If you helped manage strategic communication in the military, consider exploring a career in media, journalism, public relations, or marketing. If you provided tactical planning and strategic leadership, consider paths to business administration, organizational management, and entrepreneurship. If you provided computing skills to military operations, parlay your knowledge into a career in a high-growth area like programming, web development, or cyber-security.

Whatever your military experience, find ways to channel it into your next move, whether this move is toward a college campus or a place of employment. Your military background has given you a wide range of skills and experiences. Now it’s up to you find ways of making these skills and experiences relevant to the civilian job market.

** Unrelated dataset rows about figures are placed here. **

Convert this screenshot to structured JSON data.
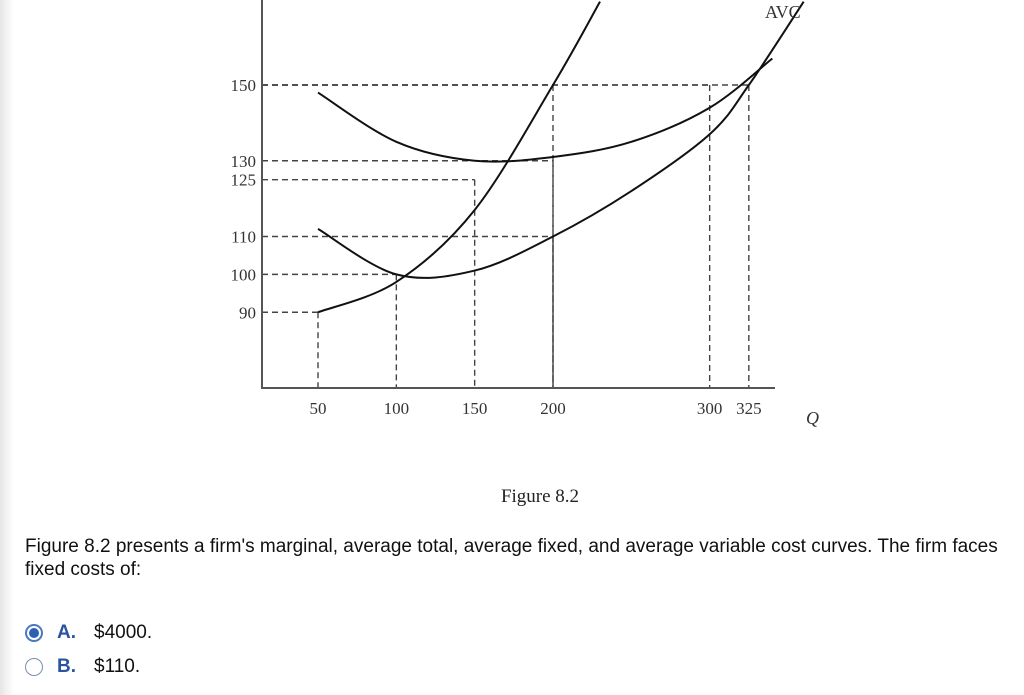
{
  "chart_data": {
    "type": "line",
    "title": "",
    "xlabel": "Q",
    "ylabel": "",
    "xlim": [
      0,
      380
    ],
    "ylim": [
      70,
      160
    ],
    "x_ticks": [
      "50",
      "100",
      "150",
      "200",
      "300",
      "325"
    ],
    "y_ticks": [
      "150",
      "130",
      "125",
      "110",
      "100",
      "90"
    ],
    "series": [
      {
        "name": "",
        "points": [
          [
            50,
            148
          ],
          [
            100,
            135
          ],
          [
            150,
            130
          ],
          [
            200,
            131
          ],
          [
            250,
            135
          ],
          [
            300,
            144
          ],
          [
            340,
            157
          ]
        ]
      },
      {
        "name": "",
        "points": [
          [
            50,
            90
          ],
          [
            100,
            98
          ],
          [
            150,
            117
          ],
          [
            200,
            150
          ],
          [
            230,
            172
          ]
        ]
      },
      {
        "name": "AVC",
        "points": [
          [
            50,
            112
          ],
          [
            100,
            100
          ],
          [
            150,
            101
          ],
          [
            200,
            110
          ],
          [
            250,
            122
          ],
          [
            300,
            137
          ],
          [
            325,
            150
          ],
          [
            360,
            172
          ]
        ]
      }
    ],
    "reference_points": [
      {
        "x": 50,
        "y": 90
      },
      {
        "x": 100,
        "y": 100
      },
      {
        "x": 150,
        "y": 125
      },
      {
        "x": 200,
        "y": 130
      },
      {
        "x": 200,
        "y": 110
      },
      {
        "x": 200,
        "y": 150
      },
      {
        "x": 300,
        "y": 150
      },
      {
        "x": 325,
        "y": 150
      }
    ]
  },
  "figure_caption": "Figure 8.2",
  "question": {
    "text": "Figure 8.2 presents a firm's marginal, average total, average fixed, and average variable cost curves. The firm faces fixed costs of:"
  },
  "options": [
    {
      "letter": "A.",
      "text": "$4000.",
      "selected": true
    },
    {
      "letter": "B.",
      "text": "$110.",
      "selected": false
    }
  ]
}
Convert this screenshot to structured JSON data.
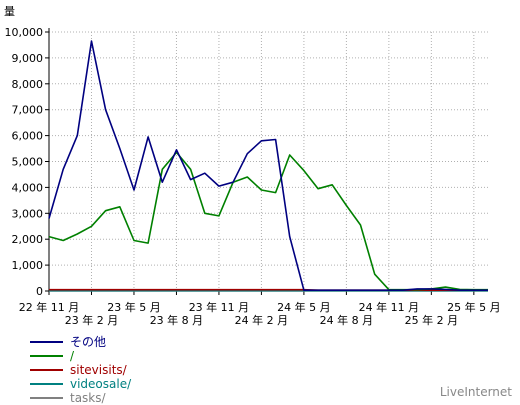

The Military Skills Translator is a good portal for exploring career avenues based on your unique background and experience. This tool allows you to enter information regarding your branch of service and your military rank in order to determine the civilian jobs for which you might best be suited.

Getting Career and Employment Support

Fortunately, the Military, Department of Veterans Affairs, the Department of Defense and a host of other public and non-profit groups have programs aimed at helping veterans target, find, prepare for, and maintain employment. Get help creating your resume, preparing for interviews, managing service-related challenges and more by exploring the agencies and outlets below.

Make use of as many of these services and resources as you need to on your path to a sustainable career.

Veterans.com is a valuable stop on your way to post-military employment, a portal that points directly to a range of employment opportunities with industries and organizations that show preference to veteran hires, as well as a host of other employment support resources.

My Next Move is a resource aimed at helping you search for job opportunities based on keywords, industries, or your own military experiences.

NovoResume provides practical resume advice for military veterans, and offers tips on what to include, what to avoid, and how to format the ideal resume.

The National Resource Directory (NRD) connects wounded warriors, service members, veterans, their families, and caregivers to support programs and services.

The Vocational Rehabilitation and Employment (VR&E) program provides employment support for veterans and is particularly beneficial to those who are ill, injured, or otherwise have service-related challenges that impact employment options.

Managing Service-Related Challenges

Part of advancing a successful post-military career is ensuring not just that you land a job, but that you have all the support you’ll need to maintain a job and advance a career. For many veterans, this is a challenging prospect. From physical, mental health, and substance abuse challenges to the general difficulty of re-acclimating to civilian life, veterans are a uniquely vulnerable population.

Maintaining a positive employment situation may require you to manage a number of overlapping challenges related to your service.

If you’re struggling with Post Traumatic Stress Disorder (PTSD), depression, anxiety, or substance abuse, take steps to manage these conditions so that you can remain a healthy and functional part of your community and place of employment.

Begin by seeking support through the Department of Veterans Affairs. The VA, and a host of related agencies, offer a spectrum of resources that are designed to help military veterans cope with mental health challenges and transition into various dimensions of civilian life.

Among them:

If you’re struggling to acclimate to the general experience of returning to civilian life, take a look at our tips and resources for Transitioning from the Military to Civilian Life.

As a veteran, you command a set of skills that make you valuable to prospective employers. Be sure that you take all the appropriate steps to hone, display, and improve these skills as you work towards a great career in the civilian sector.